Integrate with Active Directory Federation Services
Integration with Active Directory Federation Services as Single Sign-On provider is only available for AD FS servers running Windows Server 2016 AD FS or Windows Server 2019 AD FS.
Below you can find a step by step tutorial on how to integrate Active Directory Federation Services IdP with MetaDefender Vault using the OpenID Connect protocol.
- Open the Server Manager Desktop App and navigate to Tools → AD FS Management

- Inside the AD FS Management app navigate to Application Groups → Add Application Group
- Enter a descriptive name for the application group and select the Server application accessing a web API template

- To find the Login redirect URI
- Go to MetaDefender Vault web console and navigate to Settings → Single Sign-On
- Turn on Enable Single Sign-On

- It might be necessary to turn on Ignore Certificate Issues if the AD FS server is using a self-signed certificate
- Turn off Load User Profile because AD FS 2016 and newer do not yet support calling the “/userinfo” endpoint
- Authority should point to your AD FS URL. You can compose the URL by appending “/adfs“ to the AD FS server’s fully qualified domain name (FQDN for short)
- IP Address or Domain should point to the location of your Vault instance. Once you fill this information, Vault will automatically generate the Redirect URI

- Copy the Redirect URI and go back to the AD FS Application Settings and paste it (step 5)
- Add the copied URI to the list of known redirect endpoints and save the Client Identifier for later use

- We will require a client secret, so select the Generate a shared secret action and copy the generated GUID for later use

- Add the client identifier (generated at step 5) to the list of known clients

- Choose which users will be allowed to authenticate. For the purpose of this tutorial we will be allowing everyone

- Last but not least we must configure the allowed scopes.
It is mandatory to select:
- openid → for enabling the OpenID Connect protocol
- profile → to receive the user’s name related claims (upn, display_name, first_name, last_name)
- email → to receive the user’s email claim (necessary for administrator role asignment)
- allatclaims → to allow the profile and email related claims to be contained in the identity token, since AD FS does not allow loading profile related claims from the userinfo endpoint

- After the above setup is complete, the newly created application group should be displayed in the application groups list

- There is just one more step to complete on the AD FS server side, attribute to claim mapping. Double click the newly created application group and edit the Web API

- Navigate to the Issuance Transform Rules tab and click Add Rule…
- Select the Send LDAP Attributes as Claims template and click Next

- Select Active Directory as an Attribute store and create the following mappings.
MetaDefender Vault recognizes the following claims:
- upn (required)
- email (required)
- name (optional)
- given_name (optional)
- family_name (optional)

- Click Finish and Apply
- On Vault’s side, input the Client ID (created at step 5) and Client Secret (created at step 6)

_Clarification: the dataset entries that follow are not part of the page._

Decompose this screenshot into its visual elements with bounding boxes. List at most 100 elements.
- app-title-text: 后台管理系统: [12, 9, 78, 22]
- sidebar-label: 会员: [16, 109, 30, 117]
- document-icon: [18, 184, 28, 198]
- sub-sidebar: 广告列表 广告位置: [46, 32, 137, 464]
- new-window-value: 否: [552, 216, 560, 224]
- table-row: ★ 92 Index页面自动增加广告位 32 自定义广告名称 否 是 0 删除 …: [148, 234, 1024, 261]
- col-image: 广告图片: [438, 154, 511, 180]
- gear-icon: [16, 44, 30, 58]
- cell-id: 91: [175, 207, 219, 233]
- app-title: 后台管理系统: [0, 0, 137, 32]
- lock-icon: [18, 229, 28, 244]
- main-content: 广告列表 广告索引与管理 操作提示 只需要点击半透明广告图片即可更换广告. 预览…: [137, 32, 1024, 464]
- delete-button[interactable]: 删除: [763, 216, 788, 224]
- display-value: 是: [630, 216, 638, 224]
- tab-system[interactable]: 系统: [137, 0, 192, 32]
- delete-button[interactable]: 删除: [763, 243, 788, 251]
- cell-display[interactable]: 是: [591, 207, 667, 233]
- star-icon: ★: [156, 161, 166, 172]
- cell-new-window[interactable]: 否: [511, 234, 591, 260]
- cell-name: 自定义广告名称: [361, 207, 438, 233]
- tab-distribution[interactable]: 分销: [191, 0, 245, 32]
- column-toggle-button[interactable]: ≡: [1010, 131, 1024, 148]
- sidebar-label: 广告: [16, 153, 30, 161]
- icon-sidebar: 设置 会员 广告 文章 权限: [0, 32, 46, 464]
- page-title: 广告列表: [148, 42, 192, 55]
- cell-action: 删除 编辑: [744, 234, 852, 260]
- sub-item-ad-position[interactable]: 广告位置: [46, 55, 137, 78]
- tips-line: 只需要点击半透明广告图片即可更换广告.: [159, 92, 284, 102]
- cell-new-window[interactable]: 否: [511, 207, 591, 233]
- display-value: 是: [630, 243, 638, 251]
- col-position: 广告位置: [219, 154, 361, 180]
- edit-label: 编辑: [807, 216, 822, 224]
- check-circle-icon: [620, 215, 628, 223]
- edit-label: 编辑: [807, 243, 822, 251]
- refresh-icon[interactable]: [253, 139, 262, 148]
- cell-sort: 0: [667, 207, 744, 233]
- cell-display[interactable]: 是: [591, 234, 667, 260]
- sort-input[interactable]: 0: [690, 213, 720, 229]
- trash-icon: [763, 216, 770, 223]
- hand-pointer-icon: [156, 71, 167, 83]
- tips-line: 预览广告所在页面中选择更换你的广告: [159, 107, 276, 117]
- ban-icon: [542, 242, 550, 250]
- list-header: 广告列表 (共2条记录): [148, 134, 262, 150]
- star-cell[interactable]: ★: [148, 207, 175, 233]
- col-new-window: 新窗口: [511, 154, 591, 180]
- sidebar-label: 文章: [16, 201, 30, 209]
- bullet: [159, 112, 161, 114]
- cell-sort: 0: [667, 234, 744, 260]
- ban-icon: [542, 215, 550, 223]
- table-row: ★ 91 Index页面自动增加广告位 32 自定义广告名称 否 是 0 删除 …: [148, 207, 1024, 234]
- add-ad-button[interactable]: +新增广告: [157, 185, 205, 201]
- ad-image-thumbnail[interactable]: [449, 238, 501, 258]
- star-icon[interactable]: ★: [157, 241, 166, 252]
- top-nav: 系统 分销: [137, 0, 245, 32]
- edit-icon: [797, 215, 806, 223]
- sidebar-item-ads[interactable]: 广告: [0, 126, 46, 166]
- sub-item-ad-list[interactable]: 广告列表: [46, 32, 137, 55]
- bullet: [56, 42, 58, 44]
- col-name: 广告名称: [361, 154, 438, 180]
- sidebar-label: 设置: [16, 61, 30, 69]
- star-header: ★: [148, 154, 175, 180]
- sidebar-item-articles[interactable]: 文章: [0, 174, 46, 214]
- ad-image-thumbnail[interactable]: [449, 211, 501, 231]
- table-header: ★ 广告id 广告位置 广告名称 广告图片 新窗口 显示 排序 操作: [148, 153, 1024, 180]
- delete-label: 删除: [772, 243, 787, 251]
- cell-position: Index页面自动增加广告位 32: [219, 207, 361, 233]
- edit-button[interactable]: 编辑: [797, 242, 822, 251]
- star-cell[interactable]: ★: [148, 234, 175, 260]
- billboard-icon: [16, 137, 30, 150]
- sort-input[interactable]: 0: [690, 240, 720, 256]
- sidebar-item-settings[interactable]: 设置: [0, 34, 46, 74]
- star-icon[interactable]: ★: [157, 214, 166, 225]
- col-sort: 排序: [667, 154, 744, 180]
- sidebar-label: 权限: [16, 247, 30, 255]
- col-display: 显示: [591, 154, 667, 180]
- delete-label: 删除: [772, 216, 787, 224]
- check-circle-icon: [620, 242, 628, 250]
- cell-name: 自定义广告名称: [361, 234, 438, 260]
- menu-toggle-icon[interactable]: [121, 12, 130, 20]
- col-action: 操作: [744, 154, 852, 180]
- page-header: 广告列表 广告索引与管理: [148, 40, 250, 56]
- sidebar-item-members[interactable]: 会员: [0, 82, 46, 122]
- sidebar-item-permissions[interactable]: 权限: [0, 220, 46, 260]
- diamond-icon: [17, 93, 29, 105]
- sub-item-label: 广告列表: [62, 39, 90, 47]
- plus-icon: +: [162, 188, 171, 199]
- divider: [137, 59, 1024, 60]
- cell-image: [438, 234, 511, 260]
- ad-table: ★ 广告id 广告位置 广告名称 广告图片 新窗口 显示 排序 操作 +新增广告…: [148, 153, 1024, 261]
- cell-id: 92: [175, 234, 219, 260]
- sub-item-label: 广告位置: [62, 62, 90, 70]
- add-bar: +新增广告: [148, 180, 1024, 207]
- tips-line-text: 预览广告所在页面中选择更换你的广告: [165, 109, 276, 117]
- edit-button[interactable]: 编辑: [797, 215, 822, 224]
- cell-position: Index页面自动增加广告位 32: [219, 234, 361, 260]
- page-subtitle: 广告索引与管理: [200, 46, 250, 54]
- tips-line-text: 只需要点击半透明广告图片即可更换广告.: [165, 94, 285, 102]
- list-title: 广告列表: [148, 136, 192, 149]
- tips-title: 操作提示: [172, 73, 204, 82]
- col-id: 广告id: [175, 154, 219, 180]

- In case of misplacement, the Client ID and Client Secret can be fetched by accessing the application group’s affiliated server application


- Add relevant Administrator Emails to select which users should be granted administrator rights and add the allatclaims scope to Integration Scopes

- If everything is ready, click Update.
Testing the integration
To test the integration:
- Log out of MetaDefender Vault
- You will notice that there is a new LOGIN WITH SSO button on the login page

- Click LOGIN WITH SSO. You should be redirected to Active Directory Federation Services to login. Once logged in, you will be redirected back to MetaDefender Vault and automatically logged in.